Olli Banjo - Schizogenie
VÖ: 01.08.2005
Label: Headrush Records
"Schizogenie" war das erste deutsche Rap-Album, welches ich mir original auf CD gekauft habe. Obendrein sogar mein allererster Blindkauf (die Vorabtracks kannte ich natürlich), was zu dieser Zeit eher ungewöhnlich für mich war, da mein hart verdientes Nebenjob-Geld grundsätzlich fürs saufen und Partys verplant war und CD-Käufe immer wohlüberlegt wurden. Den Stellenwert, den Olli Banjo damals für mich hatte, sollte also relativ klar sein.
Der eigentliche Plan von Oliver Otubanjo und Roe Beardie war, dass "Schizogenie" bereits zwei Monate nach dem Aufwärmprogramm "Sparring" erscheint, doch genau zwei Dinge haben dem Headrush-Team einen Strich durch die Rechnung gemacht. Zu einem zogen sich Verhandlungen mit größeren Labels in die Länge und man kam nie auf einen gemeinsamen Nenner, da u.a. eine charttaugliche Single gefordert wurde, Banjo diese aber nicht liefern wollte. Auch auf eine weitere Zusammenarbeit mit EMI Music (Partner beim Release von "Erste Hilfe") konnte man sich nicht einigen. Streitpunkt war abermals die Singlewahl. EMI wollte verständlicherweise den gemeinsamen Song mit Xavier Naidoo "Ich wünsch mir" zur Leadsingle machen, Banjo hingegen hatte andere Pläne und setzte seinen eigenen Kopf durch und wählte mit "Wie ein Schuss" die vermutlich untauglichste Nummer aus. Dieses Rock-Ding ist vielleicht sein Herzensprojekt, aber sicherlich nicht die optimale Wahl um das Album zu teasern, mit dem er den nächsten Schritt gehen möchte.
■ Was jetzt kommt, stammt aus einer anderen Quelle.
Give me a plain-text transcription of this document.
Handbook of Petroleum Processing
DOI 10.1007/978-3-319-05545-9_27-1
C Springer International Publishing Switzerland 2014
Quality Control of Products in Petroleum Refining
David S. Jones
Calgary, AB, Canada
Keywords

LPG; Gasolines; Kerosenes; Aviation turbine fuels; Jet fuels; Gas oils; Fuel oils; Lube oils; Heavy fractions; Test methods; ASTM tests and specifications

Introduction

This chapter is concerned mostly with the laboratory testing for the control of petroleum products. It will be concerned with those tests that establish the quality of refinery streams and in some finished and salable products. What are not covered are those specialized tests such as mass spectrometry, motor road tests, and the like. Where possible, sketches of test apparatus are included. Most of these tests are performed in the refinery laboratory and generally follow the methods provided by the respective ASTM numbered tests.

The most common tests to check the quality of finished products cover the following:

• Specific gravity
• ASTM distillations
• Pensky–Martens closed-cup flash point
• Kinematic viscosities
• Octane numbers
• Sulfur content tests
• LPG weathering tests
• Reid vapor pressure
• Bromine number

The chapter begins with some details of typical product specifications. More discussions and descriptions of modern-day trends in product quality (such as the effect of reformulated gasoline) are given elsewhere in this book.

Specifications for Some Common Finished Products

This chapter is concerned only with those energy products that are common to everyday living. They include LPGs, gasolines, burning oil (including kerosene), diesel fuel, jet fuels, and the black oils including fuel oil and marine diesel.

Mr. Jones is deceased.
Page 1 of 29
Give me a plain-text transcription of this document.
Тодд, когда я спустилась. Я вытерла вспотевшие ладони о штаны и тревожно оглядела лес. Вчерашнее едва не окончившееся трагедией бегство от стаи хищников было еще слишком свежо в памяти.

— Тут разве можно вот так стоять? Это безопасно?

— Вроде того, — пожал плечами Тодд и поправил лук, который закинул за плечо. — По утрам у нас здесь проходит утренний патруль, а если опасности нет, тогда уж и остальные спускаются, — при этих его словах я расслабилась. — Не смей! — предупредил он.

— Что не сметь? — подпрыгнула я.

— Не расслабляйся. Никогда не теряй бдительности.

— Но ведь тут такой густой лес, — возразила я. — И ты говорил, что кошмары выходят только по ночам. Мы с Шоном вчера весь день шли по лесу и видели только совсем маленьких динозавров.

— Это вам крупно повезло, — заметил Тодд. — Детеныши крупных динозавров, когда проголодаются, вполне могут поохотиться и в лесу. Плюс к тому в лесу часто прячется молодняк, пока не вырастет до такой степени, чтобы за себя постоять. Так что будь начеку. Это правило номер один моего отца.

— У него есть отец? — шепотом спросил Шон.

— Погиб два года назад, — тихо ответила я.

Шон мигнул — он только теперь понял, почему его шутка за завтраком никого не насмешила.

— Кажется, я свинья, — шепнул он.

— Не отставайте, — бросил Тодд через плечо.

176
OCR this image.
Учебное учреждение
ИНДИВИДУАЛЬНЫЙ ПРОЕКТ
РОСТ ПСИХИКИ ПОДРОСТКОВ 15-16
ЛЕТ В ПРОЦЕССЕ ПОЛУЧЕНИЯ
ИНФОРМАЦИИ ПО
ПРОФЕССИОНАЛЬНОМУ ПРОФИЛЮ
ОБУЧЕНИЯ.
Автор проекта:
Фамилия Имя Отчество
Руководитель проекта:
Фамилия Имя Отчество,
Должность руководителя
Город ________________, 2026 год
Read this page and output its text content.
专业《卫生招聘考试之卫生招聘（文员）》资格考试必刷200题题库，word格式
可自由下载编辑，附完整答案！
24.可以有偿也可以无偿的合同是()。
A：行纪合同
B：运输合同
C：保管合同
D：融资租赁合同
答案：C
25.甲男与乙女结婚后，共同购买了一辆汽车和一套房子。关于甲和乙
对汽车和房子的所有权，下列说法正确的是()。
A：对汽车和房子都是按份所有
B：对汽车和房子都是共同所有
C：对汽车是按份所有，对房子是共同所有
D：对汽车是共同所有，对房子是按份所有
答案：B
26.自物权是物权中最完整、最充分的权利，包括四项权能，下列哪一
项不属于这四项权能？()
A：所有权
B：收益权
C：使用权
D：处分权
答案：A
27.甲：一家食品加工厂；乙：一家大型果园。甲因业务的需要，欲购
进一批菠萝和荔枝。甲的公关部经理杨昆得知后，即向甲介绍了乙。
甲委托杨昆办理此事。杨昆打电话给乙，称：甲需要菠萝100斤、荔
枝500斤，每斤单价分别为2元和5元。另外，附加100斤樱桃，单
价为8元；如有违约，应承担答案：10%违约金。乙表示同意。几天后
Der zweite Grund für die fast einjährige Verschiebung war vermutlich noch ärgerlicher, denn wenige Wochen vor dem geplanten Release wurde das gesamte Album im Internet geleaked und Olli passte das Album zumindest punktuell noch ein wenig an.
"Dieses Album wird alles jemals da gewesene in der Welt verändern
Deutschland zerstückeln als wärs ne Nagebombe
Das ist kein Witz, das ist Roman und Oliver 2005"
Vergleicht man "Schizogenie" mit "Erste Hilfe", fällt vor allem auf, dass Porno-Rap zwar weiterhin vertreten, aber kein zentrales Thema mehr ist und weniger explizit und provokativ umgesetzt wurde. "Hong Kong" und das ruhige "Nich' nur ne Hoe" mit schrillem Hook-Gesang sollte Fans vom Porno-Olli trotzdem zufriedenstellen. "Ich scheiß' auf dich" rechnet mit einer Ex-Freundin ab (später dazu mehr) und auf "Es gibt kein Aids" warnt Olli erneut auf seine ganz eigene Art vor ungeschütztem Geschlechtsverkehr.
Die Produktionen von Roman haben auch eine Wandlung durchgemacht und sind weitaus zugänglicher als noch auf den vorherigen Veröffentlichungen, ohne dabei den eigenen Sound zu verlieren. Direkt zu Beginn gibt es mit "Nagelbombe", "Ich mach Rap kaputt" und "Lass sie brenn'" drei ballernde Bretter, auf denen Olli (und Jonesmann) auf technisch höchstem Niveau das Mic zerfetzen. "Du willst fliegen" ist dagegen ein Seitenhieb gegen die aufkommenden Dipset-Rapper in Deutschland. Im zweiten drittel des Albums wird der bereits besprochene Frauen/Sex-Rap und etwas "Comedy" abgearbeitet. "Pistole" parodiert über ein schallendes Instrumental Möchtegern-Gangsta-Rapper und "Polizei" (inklusive bescheuertem Skit) schießt gegen unseren Freund und Helfer. Leider in der zensierten Version, die man sich dann auch hätte sparen können und das Ganze als exklusiven Song auf der "Wie ein Schuss"-EP belassen sollen. Im letzten drittel wird es dann ruhiger und persönlicher. Unter anderem widmet sich Olli auf "Schönes Kind" seinen Zweifeln, "Special" ist eine zu der Zeit typische Kopf-hoch-Nummer und "Rapliebe" ist eine Huldigung an sein liebstes Musik-Genre.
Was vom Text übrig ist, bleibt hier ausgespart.